"I feel like spraying the classroom with a submachine gun just to get some peace and quiet." This statement appears on the blog of someone who goes to a Tel Aviv junior high everyday - but he is not a student.

The author of these disturbing lines is a math teacher whose strongly worded online journal deals with many of the difficulties burdening teachers in Israeli schools, and also mirrors some of their attitudes.

On his blog, "Benny" (using a pseudonym) wrote that he would settle for a softened version of his fantasy. "After the mess that went on yesterday, I am giving a citation to anyone who gets up, speaks without permission or throws something in class. First time - warning. Second time - citation in their personal files. Third - removal from classroom." He later posted on the site: "Silence. I began teaching. It was a splendid class. Terror works."

Benny, a former high-tech executive, began teaching in March. He quit his job last week, though, after eight months of teaching - during which time he posted quite a few blog entries that addressed, among other things, discipline, the difficulty of reaching all his pupils, the workload and his frustration and feeling of isolation.

Since informing readers of his decision to quit, Benny's posts have made the rounds, with teachers across the country e-mailing them to one another, accompanied by either words of solidarity or reservation.

In an interview with Haaretz, the blogger - who preferred that his real name be withheld - said he joined the educational system not out of ideals, but out of financial necessity. Yet one of his early posts indicates that he signed on with some enthusiasm, and even hope.

"There are advantages to this job," he wrote in one of his first entries."You can work close to home, be with the kids from the afternoon on and you get to work within your own community. The salary is indeed a problem, but it seems one can make it work. In short, it's quite perfect."

But this was soon replaced with "depression and exhaustion." "The kids killed me," he wrote. "They barely noticed when I walked in, let alone stood up. Punishments didn't deter them either. Nothing worked, nearly nothing was taught."

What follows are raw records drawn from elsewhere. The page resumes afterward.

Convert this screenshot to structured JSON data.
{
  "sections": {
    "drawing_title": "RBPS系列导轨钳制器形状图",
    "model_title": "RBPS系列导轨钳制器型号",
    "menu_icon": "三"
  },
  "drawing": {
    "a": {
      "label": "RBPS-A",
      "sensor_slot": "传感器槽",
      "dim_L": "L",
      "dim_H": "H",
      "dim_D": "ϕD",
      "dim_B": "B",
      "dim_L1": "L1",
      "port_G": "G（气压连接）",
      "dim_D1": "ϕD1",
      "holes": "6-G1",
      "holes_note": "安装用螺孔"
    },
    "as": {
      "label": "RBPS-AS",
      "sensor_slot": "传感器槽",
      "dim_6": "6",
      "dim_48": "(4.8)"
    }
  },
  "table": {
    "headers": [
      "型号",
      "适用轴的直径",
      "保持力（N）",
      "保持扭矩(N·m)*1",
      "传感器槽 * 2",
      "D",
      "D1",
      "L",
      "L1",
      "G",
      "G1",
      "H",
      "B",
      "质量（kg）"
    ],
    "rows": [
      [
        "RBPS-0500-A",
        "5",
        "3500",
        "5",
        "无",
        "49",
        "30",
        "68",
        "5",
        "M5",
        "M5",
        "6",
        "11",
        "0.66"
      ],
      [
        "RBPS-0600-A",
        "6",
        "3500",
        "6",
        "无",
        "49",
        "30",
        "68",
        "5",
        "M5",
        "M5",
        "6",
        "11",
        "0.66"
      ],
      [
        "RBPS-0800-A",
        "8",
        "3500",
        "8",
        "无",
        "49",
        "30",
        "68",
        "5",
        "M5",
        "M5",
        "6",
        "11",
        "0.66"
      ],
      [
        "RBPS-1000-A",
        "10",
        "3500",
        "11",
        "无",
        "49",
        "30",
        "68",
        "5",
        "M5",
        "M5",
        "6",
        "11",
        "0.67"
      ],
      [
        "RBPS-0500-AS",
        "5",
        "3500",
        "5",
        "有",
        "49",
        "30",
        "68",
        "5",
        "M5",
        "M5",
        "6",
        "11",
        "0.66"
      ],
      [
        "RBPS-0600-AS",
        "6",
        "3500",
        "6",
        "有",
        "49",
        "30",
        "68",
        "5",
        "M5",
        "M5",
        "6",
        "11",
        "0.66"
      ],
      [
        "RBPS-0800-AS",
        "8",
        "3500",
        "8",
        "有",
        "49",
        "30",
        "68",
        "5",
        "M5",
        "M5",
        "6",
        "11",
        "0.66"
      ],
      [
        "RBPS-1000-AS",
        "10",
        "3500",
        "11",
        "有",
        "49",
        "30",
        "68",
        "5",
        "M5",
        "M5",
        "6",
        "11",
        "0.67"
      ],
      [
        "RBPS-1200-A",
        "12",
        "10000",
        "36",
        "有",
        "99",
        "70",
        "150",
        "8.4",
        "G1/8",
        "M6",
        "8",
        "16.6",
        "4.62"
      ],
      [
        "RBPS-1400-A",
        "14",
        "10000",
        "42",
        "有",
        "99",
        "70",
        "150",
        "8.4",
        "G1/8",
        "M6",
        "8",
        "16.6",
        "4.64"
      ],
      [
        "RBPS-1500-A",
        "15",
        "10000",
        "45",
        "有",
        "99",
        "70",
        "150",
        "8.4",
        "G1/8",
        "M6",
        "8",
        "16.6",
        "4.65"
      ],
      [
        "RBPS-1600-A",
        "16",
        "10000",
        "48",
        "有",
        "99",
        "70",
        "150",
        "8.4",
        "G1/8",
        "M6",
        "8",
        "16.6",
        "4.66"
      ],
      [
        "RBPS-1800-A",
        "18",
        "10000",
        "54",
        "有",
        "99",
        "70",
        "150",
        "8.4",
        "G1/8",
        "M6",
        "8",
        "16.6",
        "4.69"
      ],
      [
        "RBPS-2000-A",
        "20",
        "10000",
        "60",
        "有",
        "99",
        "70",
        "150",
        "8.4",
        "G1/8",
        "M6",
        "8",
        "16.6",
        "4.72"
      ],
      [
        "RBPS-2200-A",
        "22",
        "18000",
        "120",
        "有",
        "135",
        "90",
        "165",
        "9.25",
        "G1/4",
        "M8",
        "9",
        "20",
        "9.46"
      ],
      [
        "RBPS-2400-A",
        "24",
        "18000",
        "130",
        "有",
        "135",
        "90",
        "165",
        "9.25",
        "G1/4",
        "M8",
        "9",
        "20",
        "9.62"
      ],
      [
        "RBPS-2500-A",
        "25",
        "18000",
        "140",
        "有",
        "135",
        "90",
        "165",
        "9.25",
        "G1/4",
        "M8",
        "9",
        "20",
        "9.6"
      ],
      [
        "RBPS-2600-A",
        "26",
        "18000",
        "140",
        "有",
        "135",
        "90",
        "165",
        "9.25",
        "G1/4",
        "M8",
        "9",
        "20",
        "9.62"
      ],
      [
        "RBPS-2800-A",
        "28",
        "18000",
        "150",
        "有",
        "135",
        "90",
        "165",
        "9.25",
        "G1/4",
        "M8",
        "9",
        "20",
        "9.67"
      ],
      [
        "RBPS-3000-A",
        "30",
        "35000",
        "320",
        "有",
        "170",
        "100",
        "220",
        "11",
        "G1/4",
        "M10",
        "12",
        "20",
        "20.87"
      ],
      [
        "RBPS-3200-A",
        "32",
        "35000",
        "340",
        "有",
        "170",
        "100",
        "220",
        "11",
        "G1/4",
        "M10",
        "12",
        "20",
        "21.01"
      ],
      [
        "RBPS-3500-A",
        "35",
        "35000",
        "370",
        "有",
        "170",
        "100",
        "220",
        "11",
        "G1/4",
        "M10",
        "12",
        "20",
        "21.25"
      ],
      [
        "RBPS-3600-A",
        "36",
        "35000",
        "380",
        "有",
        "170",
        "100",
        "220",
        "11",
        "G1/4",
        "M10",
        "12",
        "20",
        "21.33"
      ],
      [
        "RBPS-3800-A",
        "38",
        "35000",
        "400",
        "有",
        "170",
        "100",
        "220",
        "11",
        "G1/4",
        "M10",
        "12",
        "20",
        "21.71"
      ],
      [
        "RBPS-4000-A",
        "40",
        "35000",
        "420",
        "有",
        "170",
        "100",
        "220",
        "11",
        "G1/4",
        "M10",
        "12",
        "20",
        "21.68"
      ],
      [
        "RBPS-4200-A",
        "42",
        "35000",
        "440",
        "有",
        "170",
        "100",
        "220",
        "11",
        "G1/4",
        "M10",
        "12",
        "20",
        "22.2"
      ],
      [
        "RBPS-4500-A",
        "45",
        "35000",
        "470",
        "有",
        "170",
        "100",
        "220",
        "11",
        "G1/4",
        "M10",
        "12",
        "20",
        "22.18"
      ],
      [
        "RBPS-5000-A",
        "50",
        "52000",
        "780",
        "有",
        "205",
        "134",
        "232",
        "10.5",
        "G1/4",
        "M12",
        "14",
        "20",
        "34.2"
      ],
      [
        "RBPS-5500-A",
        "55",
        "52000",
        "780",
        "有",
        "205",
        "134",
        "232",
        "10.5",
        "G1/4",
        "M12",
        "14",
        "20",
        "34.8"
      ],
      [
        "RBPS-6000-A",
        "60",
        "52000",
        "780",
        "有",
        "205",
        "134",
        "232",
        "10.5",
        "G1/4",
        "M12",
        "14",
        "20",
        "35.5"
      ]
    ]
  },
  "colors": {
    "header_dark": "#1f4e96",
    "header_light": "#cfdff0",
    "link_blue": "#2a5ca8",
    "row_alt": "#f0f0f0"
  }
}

The school where Benny taught hired him after one trial session, and even though he does not have a teaching certificate - in violation of Education Ministry protocol. One of his readers wrote that his lack of teaching experience may have been his undoing. "Knowing the material is important, self confidence is crucial, but that is not enough to succeed in teaching," the reader said.

In one of his later posts, Benny wrote: "I am devastated emotionally and physically. The pressure is intolerable, the pupils allow themselves not to listen and then complain that they don't understand the material because I'm a bad teacher. I find myself talking into the void."

"Teaching means working close to home. That much is true," he wrote in summation. "But a relaxed job and convenient hours? Forget it."